A atriz Tereza Rachel morreu no último sábado. Ela estava internada no centro de tratamento intensivo em decorrência de complicações de um quadro agudo de obstrução intestinal. Nascida Terezinha Malka Brandwin Taiba de la Sierra, ela estava com 82 anos e permanecia internada desde o dia 30 de dezembro no Hospital São Lucas, em Copacabana, na Zona Sul do Rio.
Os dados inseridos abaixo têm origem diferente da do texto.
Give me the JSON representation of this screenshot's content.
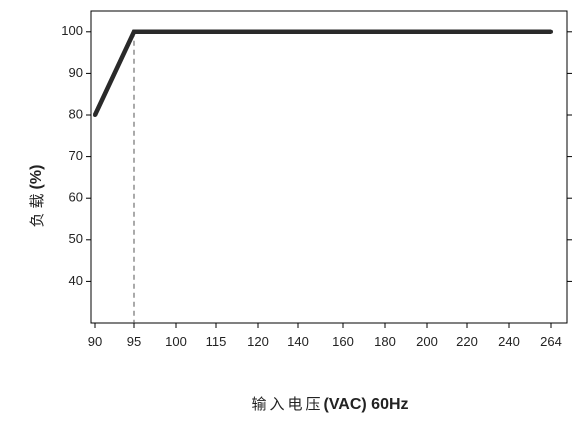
{
  "chart_data": {
    "type": "line",
    "x_categories": [
      "90",
      "95",
      "100",
      "115",
      "120",
      "140",
      "160",
      "180",
      "200",
      "220",
      "240",
      "264"
    ],
    "series": [
      {
        "x": [
          "90",
          "95",
          "264"
        ],
        "y": [
          80,
          100,
          100
        ]
      }
    ],
    "reference_line": {
      "x": "95",
      "style": "dashed"
    },
    "y_ticks": [
      40,
      50,
      60,
      70,
      80,
      90,
      100
    ],
    "ylim": [
      30,
      105
    ],
    "xlabel": "输入电压(VAC) 60Hz",
    "xlabel_cjk": "输入电压",
    "xlabel_latin": "(VAC) 60Hz",
    "ylabel": "负载(%)",
    "ylabel_cjk": "负载",
    "ylabel_latin": "(%)",
    "grid": false,
    "colors": {
      "line": "#2a2a2a",
      "axis": "#000000",
      "dashed": "#555555"
    }
  }
}
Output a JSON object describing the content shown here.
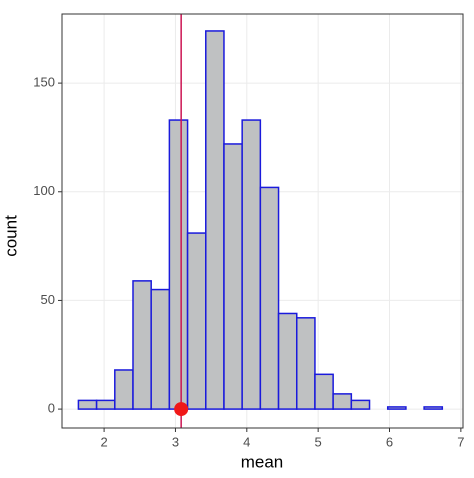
{
  "chart_data": {
    "type": "histogram",
    "x_label": "mean",
    "y_label": "count",
    "bins": [
      1.64,
      1.895,
      2.15,
      2.405,
      2.66,
      2.915,
      3.17,
      3.425,
      3.68,
      3.935,
      4.19,
      4.445,
      4.7,
      4.955,
      5.21,
      5.465,
      5.72,
      5.975,
      6.23,
      6.485,
      6.74
    ],
    "values": [
      4,
      4,
      18,
      59,
      55,
      133,
      81,
      174,
      122,
      133,
      102,
      44,
      42,
      16,
      7,
      4,
      0,
      1,
      0,
      1
    ],
    "color": "#bfc1c2",
    "edge_color": "#1a1adc",
    "reference_line": {
      "x": 3.08,
      "color": "#cc1553"
    },
    "marker": {
      "x": 3.08,
      "y": 0,
      "color": "#f01818"
    },
    "xlim": [
      1.41,
      7.03
    ],
    "ylim": [
      -8.7,
      181.8
    ],
    "xticks": [
      2,
      3,
      4,
      5,
      6,
      7
    ],
    "yticks": [
      0,
      50,
      100,
      150
    ],
    "grid": true
  }
}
Natural de Nilópolis, na Baixada Fluminense, a atriz começou a carreira em 1955, atuando no teatro, sendo dirigida por Henriette Morineau em Os Elegantes, de Aurimar Rocha. No ano seguinte recebeu o prêmio de atriz revelação da Associação Brasileira de Críticos Teatrais, ABCT, por sua atuação em Prima Donna.

Na televisão, interpretou personagens que são lembrados pelo público, como a Débora, da novela “O Grito” (1975), a Clô Hayalla, da novela “O Astro” (1978), a Martha Gama, de “Baila Comigo” (1981), a Aurora, da novela “Paraíso” (1982), a Renata Dumont de “Louco Amor” (1983) e a Rainha Valentine de “Que Rei Sou Eu?” (1989). Em 1995, ela interpretou Francesca Ferreto na novela “A Próxima Vítima”, e também se destacou como a vilã Dona Bertha, da novela “Era Uma Vez” (1998). O último papel de Tereza Rachel na TV Globo foi na novela “Babilônia” (2015).
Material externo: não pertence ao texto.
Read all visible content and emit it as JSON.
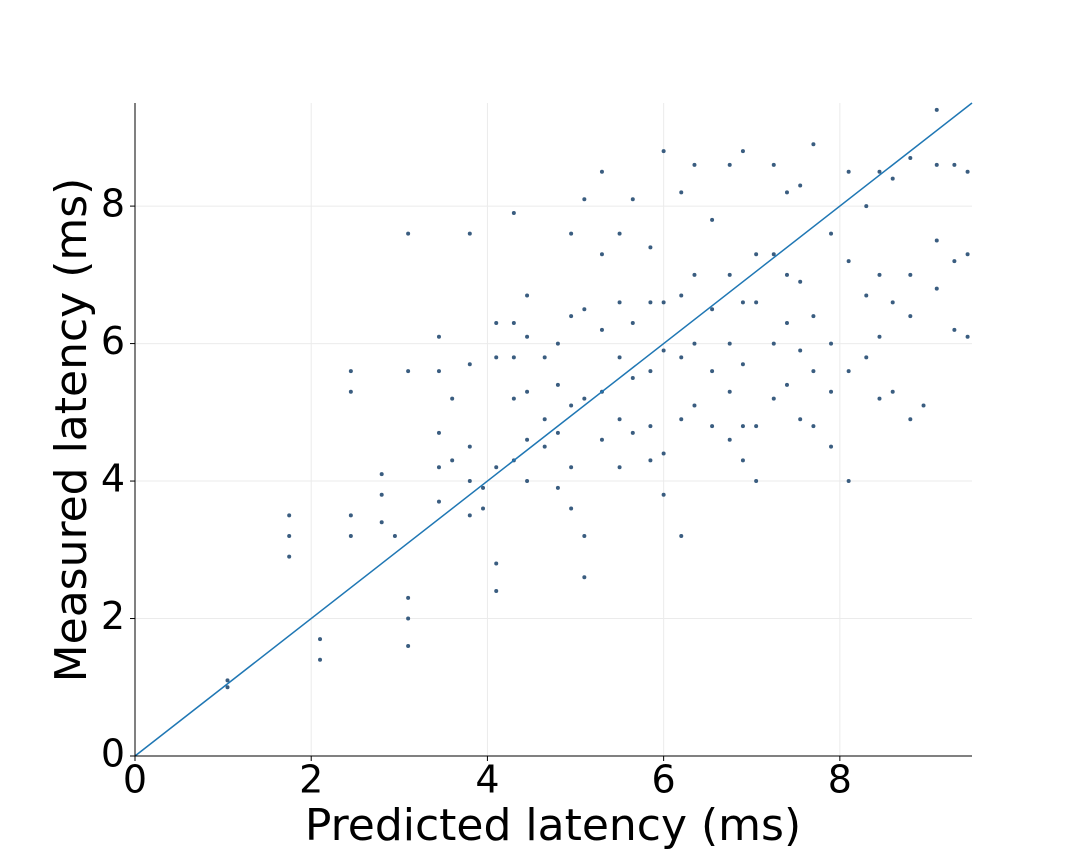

Atriz, produtora e intérprete inquieta, ela fundou o Teatro Tereza Raquel nos anos 70, onde produziu peças inéditas e trouxe diretores europeus ligados à vanguarda, fazendo de sua casa de espetáculos um dos polos de destaque do teatro carioca.

Nas décadas de 50 e 60, foi atriz e produtora de peças como "Bonitinha, mas ordinária", de Nelson Gonçalves, com direção de Martim Gonçalves. Em 1965, esteve em "Berço do Herói", de Dias Gomes, dirigida por Antônio Abujamra. A peça foi interditada pela censura antes da estreia. Neste mesmo ano, fez parte do elenco de "Liberdade, Liberdade", de Flávio Rangel e Millôr Fernandes, produção do Grupo Opinião. Dois anos depois, atuou no sucesso de público "Édipo Rei".